Earlier in my career, I worked as an ETF product manager for private wealth clients. A critical part of my role was evaluating the holdings, investment strategies, and performance of ETFs and determining whether they were acceptable offerings for our clients. This meant I needed to take the time to carefully evaluate the funds. What was driving performance? Did the holdings match the fund’s stated investment objective? How did the fund compare with peers in its asset class?  
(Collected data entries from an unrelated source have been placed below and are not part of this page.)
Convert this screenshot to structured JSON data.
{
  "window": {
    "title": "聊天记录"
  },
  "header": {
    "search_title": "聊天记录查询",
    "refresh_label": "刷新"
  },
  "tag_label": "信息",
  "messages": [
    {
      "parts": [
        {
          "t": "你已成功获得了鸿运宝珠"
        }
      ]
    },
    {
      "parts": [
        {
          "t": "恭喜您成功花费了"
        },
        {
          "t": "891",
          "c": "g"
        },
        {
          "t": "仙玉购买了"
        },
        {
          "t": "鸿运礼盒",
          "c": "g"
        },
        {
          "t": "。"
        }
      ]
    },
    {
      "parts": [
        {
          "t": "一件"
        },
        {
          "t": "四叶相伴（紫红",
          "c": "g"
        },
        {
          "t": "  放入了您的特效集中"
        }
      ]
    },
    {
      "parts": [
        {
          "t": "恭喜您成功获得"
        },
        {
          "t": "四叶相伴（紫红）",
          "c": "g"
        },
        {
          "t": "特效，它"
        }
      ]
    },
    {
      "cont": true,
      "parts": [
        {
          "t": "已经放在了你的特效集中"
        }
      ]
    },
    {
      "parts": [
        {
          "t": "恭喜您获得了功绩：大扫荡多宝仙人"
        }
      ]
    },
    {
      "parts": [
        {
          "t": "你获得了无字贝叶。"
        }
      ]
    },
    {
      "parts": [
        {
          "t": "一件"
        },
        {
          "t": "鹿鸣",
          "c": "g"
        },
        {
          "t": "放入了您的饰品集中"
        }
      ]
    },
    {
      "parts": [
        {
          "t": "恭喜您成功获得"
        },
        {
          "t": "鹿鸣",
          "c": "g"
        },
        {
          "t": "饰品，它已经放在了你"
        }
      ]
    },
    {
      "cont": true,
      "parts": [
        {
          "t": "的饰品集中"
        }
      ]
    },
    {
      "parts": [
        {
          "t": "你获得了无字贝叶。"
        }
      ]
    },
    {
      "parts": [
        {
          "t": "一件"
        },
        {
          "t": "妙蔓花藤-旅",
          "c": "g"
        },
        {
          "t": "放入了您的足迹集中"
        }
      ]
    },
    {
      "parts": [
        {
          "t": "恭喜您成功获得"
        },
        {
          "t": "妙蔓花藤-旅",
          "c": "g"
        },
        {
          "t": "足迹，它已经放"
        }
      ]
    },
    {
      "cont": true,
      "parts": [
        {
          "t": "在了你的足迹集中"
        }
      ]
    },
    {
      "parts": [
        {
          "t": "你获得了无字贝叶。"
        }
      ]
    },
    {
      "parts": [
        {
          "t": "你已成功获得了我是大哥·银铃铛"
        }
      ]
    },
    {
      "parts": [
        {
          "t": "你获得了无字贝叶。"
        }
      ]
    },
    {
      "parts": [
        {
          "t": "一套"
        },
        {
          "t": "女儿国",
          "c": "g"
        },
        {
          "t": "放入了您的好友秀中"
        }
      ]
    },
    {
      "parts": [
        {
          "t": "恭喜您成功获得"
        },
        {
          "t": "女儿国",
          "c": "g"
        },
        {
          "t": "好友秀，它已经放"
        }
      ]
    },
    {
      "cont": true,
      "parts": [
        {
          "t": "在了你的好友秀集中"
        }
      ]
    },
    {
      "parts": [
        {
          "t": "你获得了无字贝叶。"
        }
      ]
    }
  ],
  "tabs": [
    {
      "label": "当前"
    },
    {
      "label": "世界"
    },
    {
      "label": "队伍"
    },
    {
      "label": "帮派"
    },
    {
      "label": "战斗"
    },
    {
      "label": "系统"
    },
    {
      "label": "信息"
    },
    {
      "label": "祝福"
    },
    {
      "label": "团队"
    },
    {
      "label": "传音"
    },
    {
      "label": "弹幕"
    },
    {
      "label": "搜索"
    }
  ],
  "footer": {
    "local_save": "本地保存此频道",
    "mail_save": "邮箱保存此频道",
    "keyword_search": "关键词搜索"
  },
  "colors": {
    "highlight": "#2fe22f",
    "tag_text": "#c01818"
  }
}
That experience leaves me confident that the DOL proposal would do a disservice to all investors, but particularly millennials, who are overwhelmingly inclined towards making ESG investments and whose 401 (k) plans represent a large portion of their savings. In the most recent “Better Money Habits® Millennial Report” Bank of America found that “of millennials with savings, three-quarters are saving for retirement.” And a recent Morgan Stanley report found enthusiasm for sustainable investing at an all-time high, with 52% of the general population and 67% of millennials taking part in at least one sustainable investing activity, such as investing in companies or funds that target specific environmental or social outcomes. The report goes on to state that “investors want products that match their interests; 84% want the ability to tailor their investments to their impact goals, 90% among millennials.” 

To be clear, the work we do at JUST is in complete harmony with the stated mission of the DOL, which is “to foster, promote, and develop the welfare of the wage earners, job seekers, and retirees of the United States; improve working conditions; advance opportunities for profitable employment; and assure work-related benefits and rights.” With institutional investors increasingly investing in ESG leaders and moving away from ESG-risky companies, our concern is that the general public will be left owning companies in their 401 (k) plans that face high downside risks as a result of poor environmental, social, and governance performance. 

Adding hurdles such as documentation requirements for fiduciaries choosing between “truly economically ‘indistinguishable’ investments” could work to disincentivize plan sponsors from adding ESG investment options, which many end investors are interested in, and eventually make 401(k) plans a haven for companies rated as ESG laggards.

We hope to see more firms add their voice to the discussion so that investors can choose from best in class companies in their retirement plans, companies who look after their stakeholders, ensuring a better future for all.